Photo by Anastasia Shuraeva from Pexels
Nothing looks messier than a mountain of shoes. They take up a tonne of space and can leave your closet smelling less than fresh. You can buy plastic shoe boxes online which will give your closet a uniform look and will keep your shoes away from your clothes. If you are low on space, investing in a small buffet unit could be a great alternative to keep your shoes hidden away and organised.
Drawer and Shelf Dividers:
If you have large, deep drawers or long shelves, purchasing dividers can help to keep your clothes in-line. These will work particularly well if you fold your clothing like Marie Condo.
“In our shop we deal with a lot of fabric and at times it can be impossible to organise, we have implemented drawer and shelf dividers to categorize the fabric and it has made such a huge difference to the overall organisation of the shop” explains the team from Pete's Upholstery and Trimming.
Customising your spaces to perfectly fit your items will prevent any spillage and achieve maximum organisation.
Something that can make a huge difference for free is colour coding. Pull everything out of your wardrobe and organise items by colour. The result will be an aesthetically pleasing closet that is easy to navigate and coordinate.
“When I work with my clients colour is a huge part of styling” explains design specialist Patricia, “If you can implement colour coding in your closet you will have a way easier time coordinating your looks”.
Lighting makes a huge difference to spaces, adding some lights to your closet can make it look bigger and illuminate your pieces. You can look online for stick-on, battery operated lights that will provide an affordable transformation for your closet and won’t require any wiring.
“I use LED lights at my events because you can change their colour, tone and brightness which makes it so easy to adapt a space to a particular theme, they are by far the cheapest and most effective decor tool I have come across” notes Sam Gosper of Series of Events Australia.
Hanging Accessory Organisers:
All too often our jewellery ends up knotted or forgotten. Having your accessories on show will influence you to use them more often and can double as cute decor.
This minor switch can make a huge difference in your closet. Velvet hangers are thinner than plastic and wood hangers meaning you will have so much more hanging room. Having all of your hangers uniform will make a huge difference to the appearance of your closet. Another bonus is that velvet hangers are super grippy so you won’t have to worry about your spaghetti strap dresses ending up on the floor constantly.
Let’s face it, we will always have random bits and bobs that just don’t have a home.
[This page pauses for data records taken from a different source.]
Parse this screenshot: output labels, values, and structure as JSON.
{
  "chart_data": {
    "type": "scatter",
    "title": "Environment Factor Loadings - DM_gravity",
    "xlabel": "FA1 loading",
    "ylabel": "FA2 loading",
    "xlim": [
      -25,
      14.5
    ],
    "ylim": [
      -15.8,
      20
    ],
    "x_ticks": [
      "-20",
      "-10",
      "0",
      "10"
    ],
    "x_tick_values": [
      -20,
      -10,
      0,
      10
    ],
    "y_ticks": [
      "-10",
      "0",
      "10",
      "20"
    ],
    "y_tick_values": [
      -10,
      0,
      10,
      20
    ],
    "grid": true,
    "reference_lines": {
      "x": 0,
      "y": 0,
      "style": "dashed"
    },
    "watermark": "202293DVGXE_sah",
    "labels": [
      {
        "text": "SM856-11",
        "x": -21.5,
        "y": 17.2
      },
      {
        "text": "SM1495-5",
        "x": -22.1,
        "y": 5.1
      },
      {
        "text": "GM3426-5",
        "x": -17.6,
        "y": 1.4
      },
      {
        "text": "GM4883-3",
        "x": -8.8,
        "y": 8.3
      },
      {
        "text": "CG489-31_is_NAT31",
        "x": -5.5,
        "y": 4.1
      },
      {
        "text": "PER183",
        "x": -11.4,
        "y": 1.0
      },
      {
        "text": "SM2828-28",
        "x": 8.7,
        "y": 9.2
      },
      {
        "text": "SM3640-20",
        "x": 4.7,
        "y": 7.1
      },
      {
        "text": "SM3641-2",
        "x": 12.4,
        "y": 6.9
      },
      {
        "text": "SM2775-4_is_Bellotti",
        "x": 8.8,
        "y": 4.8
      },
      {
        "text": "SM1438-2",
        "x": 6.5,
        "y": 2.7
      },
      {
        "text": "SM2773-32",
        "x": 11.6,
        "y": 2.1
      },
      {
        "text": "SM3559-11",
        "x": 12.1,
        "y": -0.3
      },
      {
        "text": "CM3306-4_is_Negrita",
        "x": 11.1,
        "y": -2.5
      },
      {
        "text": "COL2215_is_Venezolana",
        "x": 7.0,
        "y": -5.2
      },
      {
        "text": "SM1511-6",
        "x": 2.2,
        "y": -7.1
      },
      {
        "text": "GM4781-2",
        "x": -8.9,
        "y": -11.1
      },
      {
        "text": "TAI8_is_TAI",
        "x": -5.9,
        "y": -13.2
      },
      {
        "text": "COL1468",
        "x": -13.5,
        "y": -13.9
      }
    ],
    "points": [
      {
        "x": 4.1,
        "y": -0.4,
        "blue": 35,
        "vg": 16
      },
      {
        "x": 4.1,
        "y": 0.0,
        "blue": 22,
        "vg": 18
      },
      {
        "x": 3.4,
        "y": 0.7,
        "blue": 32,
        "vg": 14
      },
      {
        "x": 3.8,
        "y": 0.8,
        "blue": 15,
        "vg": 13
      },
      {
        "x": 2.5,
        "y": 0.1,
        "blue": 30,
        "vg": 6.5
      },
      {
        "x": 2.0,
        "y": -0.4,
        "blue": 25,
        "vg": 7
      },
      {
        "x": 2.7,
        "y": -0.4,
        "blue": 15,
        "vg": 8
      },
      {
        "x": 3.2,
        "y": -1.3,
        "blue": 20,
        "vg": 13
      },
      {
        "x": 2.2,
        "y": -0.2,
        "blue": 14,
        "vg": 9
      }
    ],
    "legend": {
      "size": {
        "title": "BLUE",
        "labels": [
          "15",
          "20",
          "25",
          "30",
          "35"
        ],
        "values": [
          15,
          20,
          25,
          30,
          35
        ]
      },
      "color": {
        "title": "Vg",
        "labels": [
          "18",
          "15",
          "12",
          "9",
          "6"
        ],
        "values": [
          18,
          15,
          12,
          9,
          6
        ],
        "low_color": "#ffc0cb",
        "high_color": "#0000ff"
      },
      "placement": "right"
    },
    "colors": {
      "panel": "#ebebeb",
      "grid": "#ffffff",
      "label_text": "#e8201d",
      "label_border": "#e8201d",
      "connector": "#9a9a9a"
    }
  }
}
Investing in cute storage baskets for your miscellaneous items that just don’t look cute on show is the secret to having an organized and aesthetically pleasing closet.
“I use storage baskets so often in my work and I truly believe they are a huge key to maintaining a uniform home and clean space” says interior organisation expert Gary Hamer, “Just try to keep each basket organised with one kind of item (eg. hats, belts etc) and avoid overfilling them”.